Elvira Reale, Associazione Salute Donna, consulente Commissione Femminicidio XVIII legislatura
Abbiamo dato ampia visibilità alla svolta della CEDU(1) che nel 2022 ha condannato l’Italia con ben quattro sentenze per non aver dato rilevanza alle vicende di violenza domestica e ai rischi conseguenti per le donne, compresivi dei rischi per i loro figli, costretti a frequentare e a essere messi a confronto con un padre violento. Ora andando a ritroso mettiamo l’accento su due sentenze coeve di segno opposto che si riferiscono al 2021. In queste due sentenze non viene dato alcun rilievo alla violenza pregressa e si condanna l’Italia per i comportamenti opposti, a quelli rilevati nel 2022, e cioè per non avere difeso il diritto di visita paterno rispetto al diritto di tutela delle vittime e del minore.
Cercheremo di capire come siano possibili questi due comportamenti diametralmente opposti che hanno comunque un incipit diverso: i ricorsi del 2022 sono stati azionati tutti dalle vittime di violenza, i ricorsi del 2021 sono stati invece azionati dai presunti partner violenti o abusanti.
Alla radice del problema vi sono sicuramente sia l’atteggiamento ondivago e contraddittorio della CEDU sia quello ondivago e contraddittorio del tribunale italiano.
L’atteggiamento ondivago della CEDU lo troviamo nella contraddizione tra enunciazione dei principi e disapplicazione degli stessi al caso concreto; l’atteggiamento ondivago e contraddittorio dei tribunali italiani lo troviamo nella disposizione di procedure di riavvicinamento padre-figlio che si interrompono quando a un certo punto, per una tardiva presa di coscienza, si decide di non infliggere un trauma al bambino (proposto da cattivi consulenti) solo per affermare il principio della bigenitorialità. Ma questa presa di coscienza non si radica però nella violenza domestica e nel rispetto della convenzione di Istanbul, che metterebbe il tribunale ed il governo italiano al riparo dalle censure e condanne della CEDU. E così alla fine una buona pratica, ma tardiva, del tribunale italiano che non arriva, pur tra molte contraddizioni, a separare il figlio della madre, viene sanzionata.
Ambedue le sentenze ci rinviano a queste due aporie e contraddizioni dei comportamenti procedurali. Dall’analisi di queste sentenze contraddittorie possiamo giungere a delineare anche i comportamenti procedurali alternativi, oggi in linea con il Dlg 149/22 artt. 473 bis-40/45.
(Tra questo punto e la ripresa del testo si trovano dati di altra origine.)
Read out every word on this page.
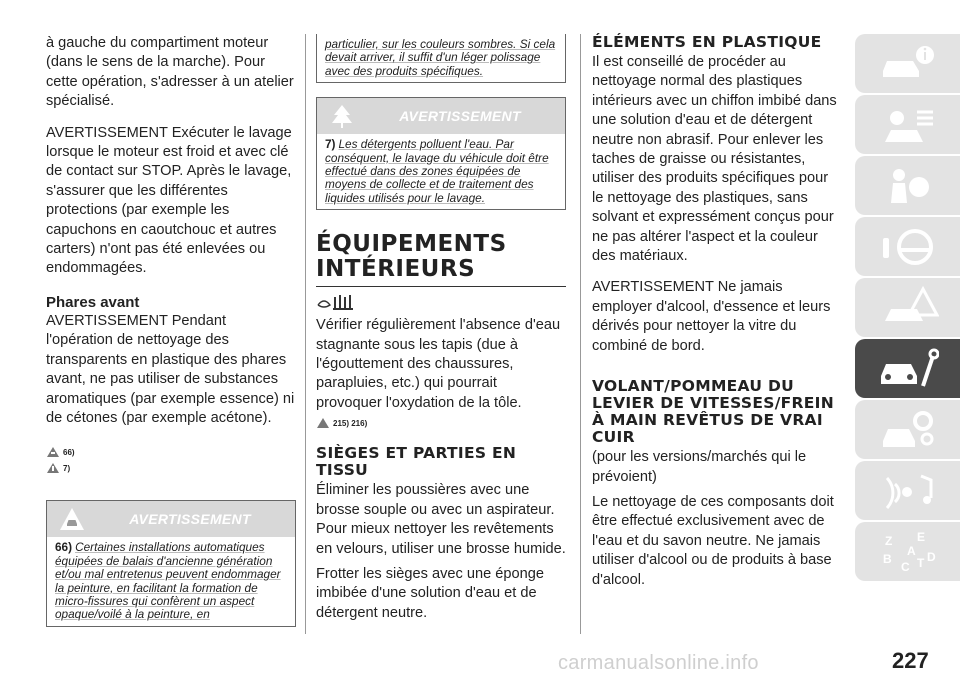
à gauche du compartiment moteur (dans le sens de la marche). Pour cette opération, s'adresser à un atelier spécialisé.

AVERTISSEMENT Exécuter le lavage lorsque le moteur est froid et avec clé de contact sur STOP. Après le lavage, s'assurer que les différentes protections (par exemple les capuchons en caoutchouc et autres carters) n'ont pas été enlevées ou endommagées.

Phares avant

AVERTISSEMENT Pendant l'opération de nettoyage des transparents en plastique des phares avant, ne pas utiliser de substances aromatiques (par exemple essence) ni de cétones (par exemple acétone).

66)
7)
AVERTISSEMENT
66) Certaines installations automatiques équipées de balais d'ancienne génération et/ou mal entretenus peuvent endommager la peinture, en facilitant la formation de micro-fissures qui confèrent un aspect opaque/voilé à la peinture, en
particulier, sur les couleurs sombres. Si cela devait arriver, il suffit d'un léger polissage avec des produits spécifiques.
AVERTISSEMENT
7) Les détergents polluent l'eau. Par conséquent, le lavage du véhicule doit être effectué dans des zones équipées de moyens de collecte et de traitement des liquides utilisés pour le lavage.
ÉQUIPEMENTS INTÉRIEURS

Vérifier régulièrement l'absence d'eau stagnante sous les tapis (due à l'égouttement des chaussures, parapluies, etc.) qui pourrait provoquer l'oxydation de la tôle.

215) 216)
SIÈGES ET PARTIES EN TISSU

Éliminer les poussières avec une brosse souple ou avec un aspirateur. Pour mieux nettoyer les revêtements en velours, utiliser une brosse humide.

Frotter les sièges avec une éponge imbibée d'une solution d'eau et de détergent neutre.

ÉLÉMENTS EN PLASTIQUE

Il est conseillé de procéder au nettoyage normal des plastiques intérieurs avec un chiffon imbibé dans une solution d'eau et de détergent neutre non abrasif. Pour enlever les taches de graisse ou résistantes, utiliser des produits spécifiques pour le nettoyage des plastiques, sans solvant et expressément conçus pour ne pas altérer l'aspect et la couleur des matériaux.

AVERTISSEMENT Ne jamais employer d'alcool, d'essence et leurs dérivés pour nettoyer la vitre du combiné de bord.

VOLANT/POMMEAU DU LEVIER DE VITESSES/FREIN À MAIN REVÊTUS DE VRAI CUIR

(pour les versions/marchés qui le prévoient)

Le nettoyage de ces composants doit être effectué exclusivement avec de l'eau et du savon neutre. Ne jamais utiliser d'alcool ou de produits à base d'alcool.

Z E
A
B
C T D
227
carmanualsonline.info
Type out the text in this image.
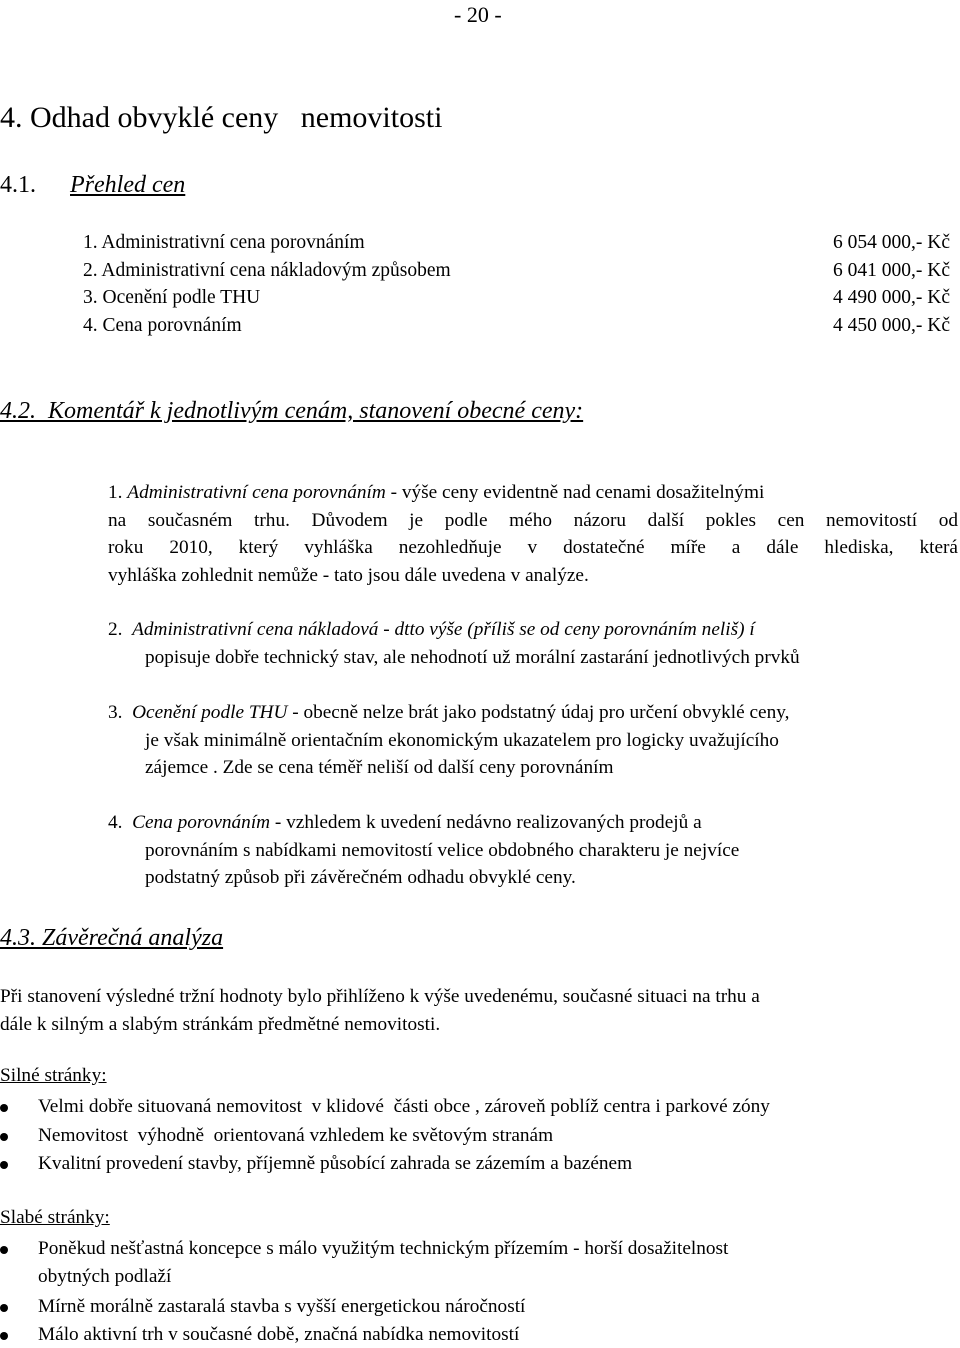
- 20 -
4. Odhad obvyklé ceny   nemovitosti
4.1. Přehled cen
1. Administrativní cena porovnáním	6 054 000,- Kč
2. Administrativní cena nákladovým způsobem	6 041 000,- Kč
3. Ocenění podle THU	4 490 000,- Kč
4. Cena porovnáním	4 450 000,- Kč
4.2.  Komentář k jednotlivým cenám, stanovení obecné ceny:
1. Administrativní cena porovnáním - výše ceny evidentně nad cenami dosažitelnými
na současném trhu. Důvodem je podle mého názoru další pokles cen nemovitostí od
roku 2010, který vyhláška nezohledňuje v dostatečné míře a dále hlediska, která
vyhláška zohlednit nemůže - tato jsou dále uvedena v analýze.
2. Administrativní cena nákladová - dtto výše (příliš se od ceny porovnáním neliš) í
popisuje dobře technický stav, ale nehodnotí už morální zastarání jednotlivých prvků
3. Ocenění podle THU - obecně nelze brát jako podstatný údaj pro určení obvyklé ceny,
je však minimálně orientačním ekonomickým ukazatelem pro logicky uvažujícího
zájemce . Zde se cena téměř neliší od další ceny porovnáním
4. Cena porovnáním - vzhledem k uvedení nedávno realizovaných prodejů a
porovnáním s nabídkami nemovitostí velice obdobného charakteru je nejvíce
podstatný způsob při závěrečném odhadu obvyklé ceny.
4.3. Závěrečná analýza
Při stanovení výsledné tržní hodnoty bylo přihlíženo k výše uvedenému, současné situaci na trhu a
dále k silným a slabým stránkám předmětné nemovitosti.
Silné stránky:
Velmi dobře situovaná nemovitost  v klidové  části obce , zároveň poblíž centra i parkové zóny
Nemovitost  výhodně  orientovaná vzhledem ke světovým stranám
Kvalitní provedení stavby, příjemně působící zahrada se zázemím a bazénem
Slabé stránky:
Poněkud nešťastná koncepce s málo využitým technickým přízemím - horší dosažitelnost
obytných podlaží
Mírně morálně zastaralá stavba s vyšší energetickou náročností
Málo aktivní trh v současné době, značná nabídka nemovitostí
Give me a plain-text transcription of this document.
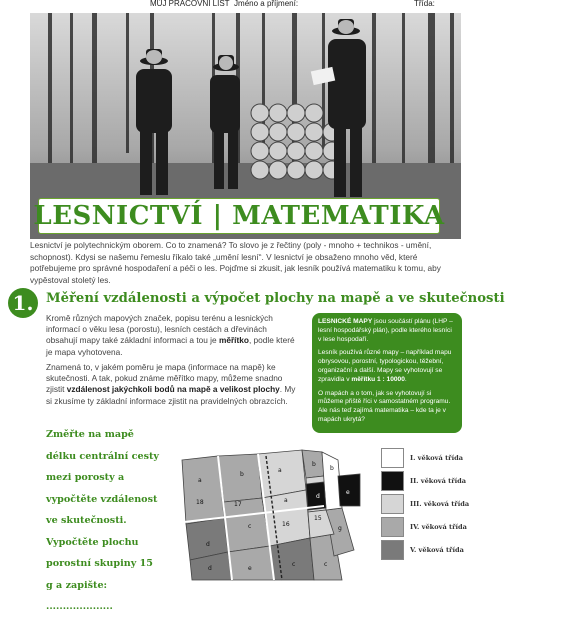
MŮJ PRACOVNÍ LIST Jméno a příjmení:	Třída:
LESNICTVÍ | MATEMATIKA

Lesnictví je polytechnickým oborem. Co to znamená? To slovo je z řečtiny (poly - mnoho + technikos - umění, schopnost). Kdysi se našemu řemeslu říkalo také „umění lesní“. V lesnictví je obsaženo mnoho věd, které potřebujeme pro správné hospodaření a péči o les. Pojďme si zkusit, jak lesník používá matematiku k tomu, aby vypěstoval stoletý les.

1. Měření vzdálenosti a výpočet plochy na mapě a ve skutečnosti

Kromě různých mapových značek, popisu terénu a lesnických informací o věku lesa (porostu), lesních cestách a dřevinách obsahují mapy také základní informaci a tou je měřítko, podle které je mapa vyhotovena.

Znamená to, v jakém poměru je mapa (informace na mapě) ke skutečnosti. A tak, pokud známe měřítko mapy, můžeme snadno zjistit vzdálenost jakýchkoli bodů na mapě a velikost plochy. My si zkusíme ty základní informace zjistit na pravidelných obrazcích.

LESNICKÉ MAPY jsou součástí plánu (LHP – lesní hospodářský plán), podle kterého lesníci v lese hospodaří.

Lesník používá různé mapy – například mapu obrysovou, porostní, typologickou, těžební, organizační a další. Mapy se vyhotovují se zpravidla v měřítku 1 : 10000.

O mapách a o tom, jak se vyhotovují si můžeme přiště říci v samostatném programu. Ale nás teď zajímá matematika – kde ta je v mapách ukrytá?

Změřte na mapě délku centrální cesty mezi porosty a vypočtěte vzdálenost ve skutečnosti. Vypočtěte plochu porostní skupiny 15 g a zapište: ....................

a
b
18	17
16
15
e
a
b
a
c
d
d	e
b
c	c
g
d
I. věková třída
II. věková třída
III. věková třída
IV. věková třída
V. věková třída
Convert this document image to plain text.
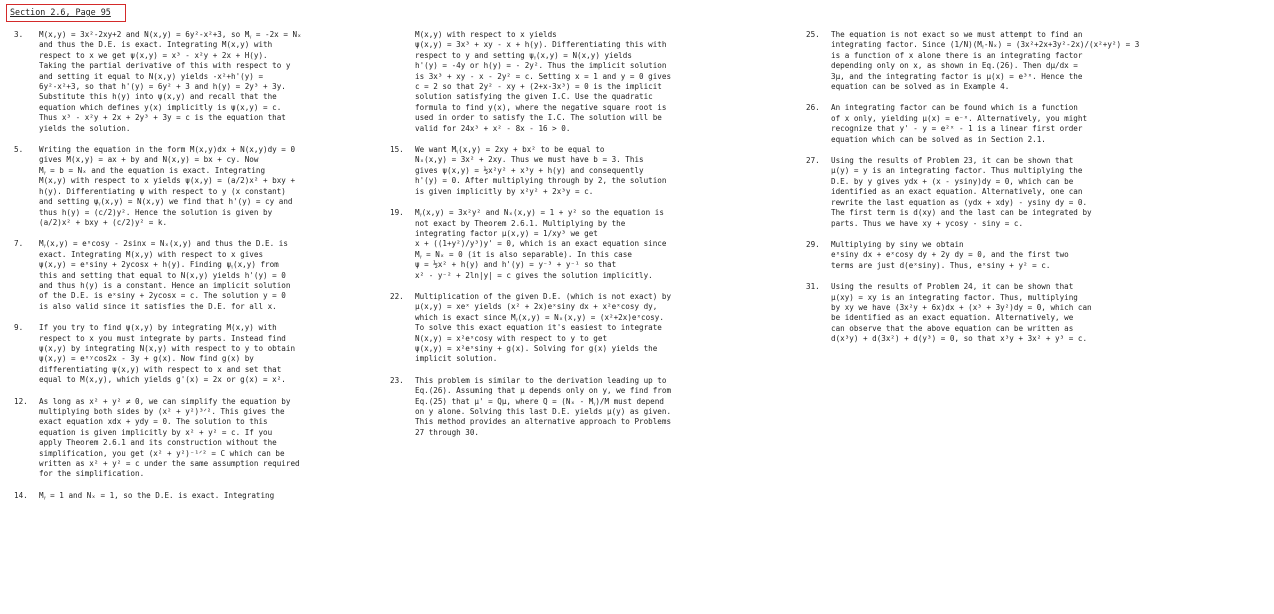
Section 2.6, Page 95
3.	M(x,y) = 3x²-2xy+2 and N(x,y) = 6y²-x²+3, so Mᵧ = -2x = Nₓ
and thus the D.E. is exact. Integrating M(x,y) with
respect to x we get ψ(x,y) = x³ - x²y + 2x + H(y).
Taking the partial derivative of this with respect to y
and setting it equal to N(x,y) yields -x²+h'(y) =
6y²-x²+3, so that h'(y) = 6y² + 3 and h(y) = 2y³ + 3y.
Substitute this h(y) into ψ(x,y) and recall that the
equation which defines y(x) implicitly is ψ(x,y) = c.
Thus x³ - x²y + 2x + 2y³ + 3y = c is the equation that
yields the solution.
5.	Writing the equation in the form M(x,y)dx + N(x,y)dy = 0
gives M(x,y) = ax + by and N(x,y) = bx + cy. Now
Mᵧ = b = Nₓ and the equation is exact. Integrating
M(x,y) with respect to x yields ψ(x,y) = (a/2)x² + bxy +
h(y). Differentiating ψ with respect to y (x constant)
and setting ψᵧ(x,y) = N(x,y) we find that h'(y) = cy and
thus h(y) = (c/2)y². Hence the solution is given by
(a/2)x² + bxy + (c/2)y² = k.
7.	Mᵧ(x,y) = eˣcosy - 2sinx = Nₓ(x,y) and thus the D.E. is
exact. Integrating M(x,y) with respect to x gives
ψ(x,y) = eˣsiny + 2ycosx + h(y). Finding ψᵧ(x,y) from
this and setting that equal to N(x,y) yields h'(y) = 0
and thus h(y) is a constant. Hence an implicit solution
of the D.E. is eˣsiny + 2ycosx = c. The solution y = 0
is also valid since it satisfies the D.E. for all x.
9.	If you try to find ψ(x,y) by integrating M(x,y) with
respect to x you must integrate by parts. Instead find
ψ(x,y) by integrating N(x,y) with respect to y to obtain
ψ(x,y) = eˣʸcos2x - 3y + g(x). Now find g(x) by
differentiating ψ(x,y) with respect to x and set that
equal to M(x,y), which yields g'(x) = 2x or g(x) = x².
12.	As long as x² + y² ≠ 0, we can simplify the equation by
multiplying both sides by (x² + y²)³ᐟ². This gives the
exact equation xdx + ydy = 0. The solution to this
equation is given implicitly by x² + y² = c. If you
apply Theorem 2.6.1 and its construction without the
simplification, you get (x² + y²)⁻¹ᐟ² = C which can be
written as x² + y² = c under the same assumption required
for the simplification.
14.	Mᵧ = 1 and Nₓ = 1, so the D.E. is exact. Integrating
M(x,y) with respect to x yields
ψ(x,y) = 3x³ + xy - x + h(y). Differentiating this with
respect to y and setting ψᵧ(x,y) = N(x,y) yields
h'(y) = -4y or h(y) = - 2y². Thus the implicit solution
is 3x³ + xy - x - 2y² = c. Setting x = 1 and y = 0 gives
c = 2 so that 2y² - xy + (2+x-3x³) = 0 is the implicit
solution satisfying the given I.C. Use the quadratic
formula to find y(x), where the negative square root is
used in order to satisfy the I.C. The solution will be
valid for 24x³ + x² - 8x - 16 > 0.
15.	We want Mᵧ(x,y) = 2xy + bx² to be equal to
Nₓ(x,y) = 3x² + 2xy. Thus we must have b = 3. This
gives ψ(x,y) = ½x²y² + x³y + h(y) and consequently
h'(y) = 0. After multiplying through by 2, the solution
is given implicitly by x²y² + 2x³y = c.
19.	Mᵧ(x,y) = 3x²y² and Nₓ(x,y) = 1 + y² so the equation is
not exact by Theorem 2.6.1. Multiplying by the
integrating factor μ(x,y) = 1/xy³ we get
x + ((1+y²)/y³)y' = 0, which is an exact equation since
Mᵧ = Nₓ = 0 (it is also separable). In this case
ψ = ½x² + h(y) and h'(y) = y⁻³ + y⁻¹ so that
x² - y⁻² + 2ln|y| = c gives the solution implicitly.
22.	Multiplication of the given D.E. (which is not exact) by
μ(x,y) = xeˣ yields (x² + 2x)eˣsiny dx + x²eˣcosy dy,
which is exact since Mᵧ(x,y) = Nₓ(x,y) = (x²+2x)eˣcosy.
To solve this exact equation it's easiest to integrate
N(x,y) = x²eˣcosy with respect to y to get
ψ(x,y) = x²eˣsiny + g(x). Solving for g(x) yields the
implicit solution.
23.	This problem is similar to the derivation leading up to
Eq.(26). Assuming that μ depends only on y, we find from
Eq.(25) that μ' = Qμ, where Q = (Nₓ - Mᵧ)/M must depend
on y alone. Solving this last D.E. yields μ(y) as given.
This method provides an alternative approach to Problems
27 through 30.
25.	The equation is not exact so we must attempt to find an
integrating factor. Since (1/N)(Mᵧ-Nₓ) = (3x²+2x+3y²-2x)/(x²+y²) = 3
is a function of x alone there is an integrating factor
depending only on x, as shown in Eq.(26). Then dμ/dx =
3μ, and the integrating factor is μ(x) = e³ˣ. Hence the
equation can be solved as in Example 4.
26.	An integrating factor can be found which is a function
of x only, yielding μ(x) = e⁻ˣ. Alternatively, you might
recognize that y' - y = e²ˣ - 1 is a linear first order
equation which can be solved as in Section 2.1.
27.	Using the results of Problem 23, it can be shown that
μ(y) = y is an integrating factor. Thus multiplying the
D.E. by y gives ydx + (x - ysiny)dy = 0, which can be
identified as an exact equation. Alternatively, one can
rewrite the last equation as (ydx + xdy) - ysiny dy = 0.
The first term is d(xy) and the last can be integrated by
parts. Thus we have xy + ycosy - siny = c.
29.	Multiplying by siny we obtain
eˣsiny dx + eˣcosy dy + 2y dy = 0, and the first two
terms are just d(eˣsiny). Thus, eˣsiny + y² = c.
31.	Using the results of Problem 24, it can be shown that
μ(xy) = xy is an integrating factor. Thus, multiplying
by xy we have (3x²y + 6x)dx + (x³ + 3y²)dy = 0, which can
be identified as an exact equation. Alternatively, we
can observe that the above equation can be written as
d(x³y) + d(3x²) + d(y³) = 0, so that x³y + 3x² + y³ = c.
Prima di procedere però nell’analisi delle due sentenze, che mettono a confronto le affermazioni dei ricorrenti contrapposti alla difesa del governo italiano, dobbiamo focalizzare l’attenzione su una cattiva prassi diffusa nei nostri tribunali civili che dovrebbe modificarsi con l’avvento appunto della riforma Cartabia. Si tratta del mancato spazio dato ad un’autonoma istruttoria con accertamento tipico del processo civile nell’ambito dell’affido dei minori. L’accertamento in questi casi non è tanto caratterizzato dal favor rei, come nel penale, quanto dal favor pueri, là dove i comportamenti genitoriali, anche se non sanzionati nel penale (dove vige la regola dell’oltre ogni ragionevole dubbio) possono avere un impatto negativo sulla salute e/o sulla sicurezza del minore e costituire così un grave pregiudizio sulla strada del suo sviluppo. Sappiamo che l’Italia è stata ammonita nel 2020 dal Consiglio d’Europa per le eccessive sentenze di non luogo a procedere nelle indagini preliminari riguardanti i casi di violenza domestica; quindi anche su questo versante del penale possiamo dire che un’archiviazione non fa fede dell’insussistenza di comportamenti violenti, utili invece a definire un’inadeguatezza genitoriale; sotto questo aspetto essi possono quindi entrare nel procedimento dell’affido, indipendentemente dall’esito del penale, utilizzando con un occhio diverso (appunto l’occhio che guarda in primis alla tutela del minore) anche gli stessi atti probatori considerati insufficienti nel penale.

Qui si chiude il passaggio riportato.